LACSON TO REVIVE SLEEPING BILL
ON BANK SECRECY WAIVER

Dismayed over the continued refusal of high government officials and relatives accused of corruption to heed calls for accountability, Sen. Panfilo Lacson will push for the revival of a sleeping bill aiming to exempt them from the bank secrecy law.

Lacson said he will re-file his bill, which will require elected and appointed officials to sign a waiver from the bank secrecy law, which they have used to hamper and stall investigations of officials and employees suspected of enriching themselves while in office.

Once you enter government service, whether appointed or elected, you should be deemed to have waived your right to the bank secrecy act. That way, we promote transparency in government, he said.

Lacson lamented that the proposed measure, which he filed as Senate Bill 1599 on Aug. 13, 2001, was never acted upon in the Senate. He re-filed it as Senate Bill 832 on June 30, 2004, but it remained a sleeping bill.

RA 1405, the Secrecy of Bank Deposits Law passed way back in 1955, allows investigation of accounts only upon written permission of the depositor; in cases of impeachment; upon order of a competent court in cases of bribery or dereliction of duty; and in cases where the money deposited or invested is the subject matter of litigation.

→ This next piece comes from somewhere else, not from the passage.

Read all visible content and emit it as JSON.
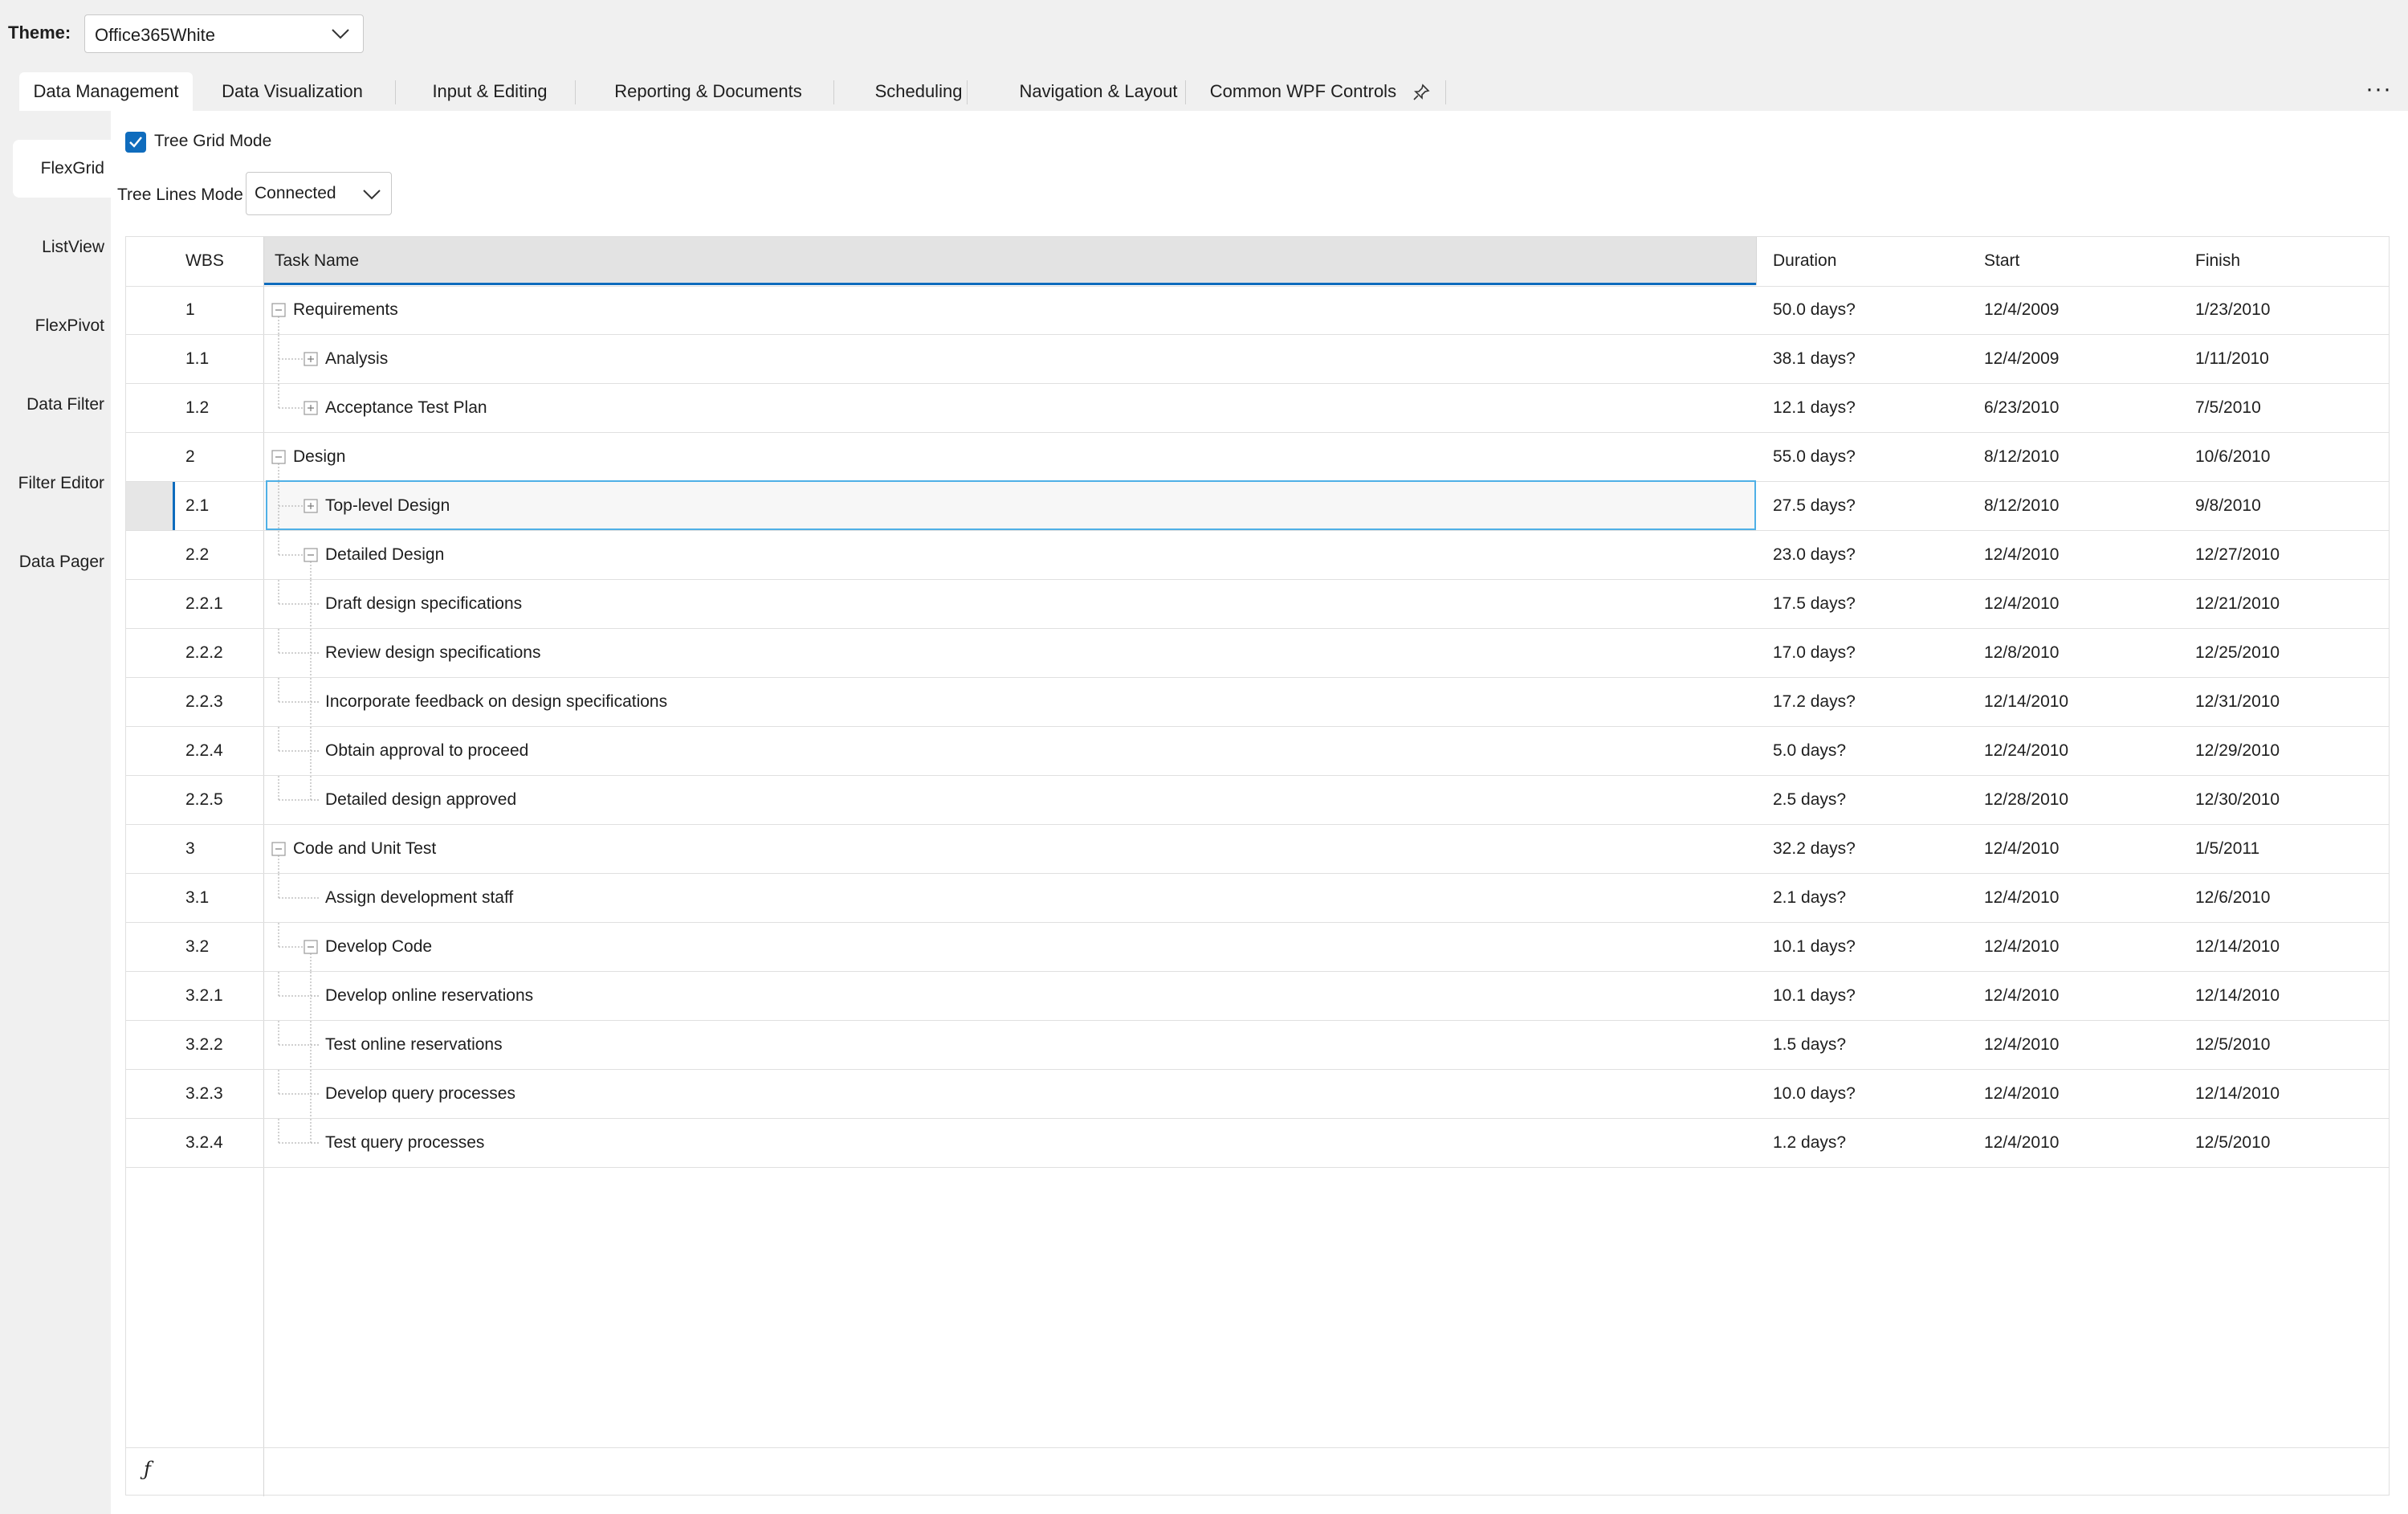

Lacsons bill, which aims to amend Section 2 of the law, provides that deposits may not be examined except when the depositor is an elective or appointive official of the Republic of the Philippines.

Its coverage includes, but is not limited to, the President, Vice President, members of Congress, members of the judiciary, the Ombudsman and his deputies, the chairmen and members of the Constitutional Commission, members of the Cabinet including undersecretaries, assistant secretaries and bureau directors of the different departments, commissioners, deputy commissioners, examiners, and/or appraisers of the Bureaus of Customs and Internal Revenue, and officers and members of the military and the police.

This is a measure I will fight for. Passing such a law was my challenge to my colleagues when I was accused by Malacañang using then spy chief Victor Corpus, Angelo Ador Mawanay, and self-proclaimed agent Mary Rosebud Ong of maintaining multimillion-dollar accounts in the US, Lacson said.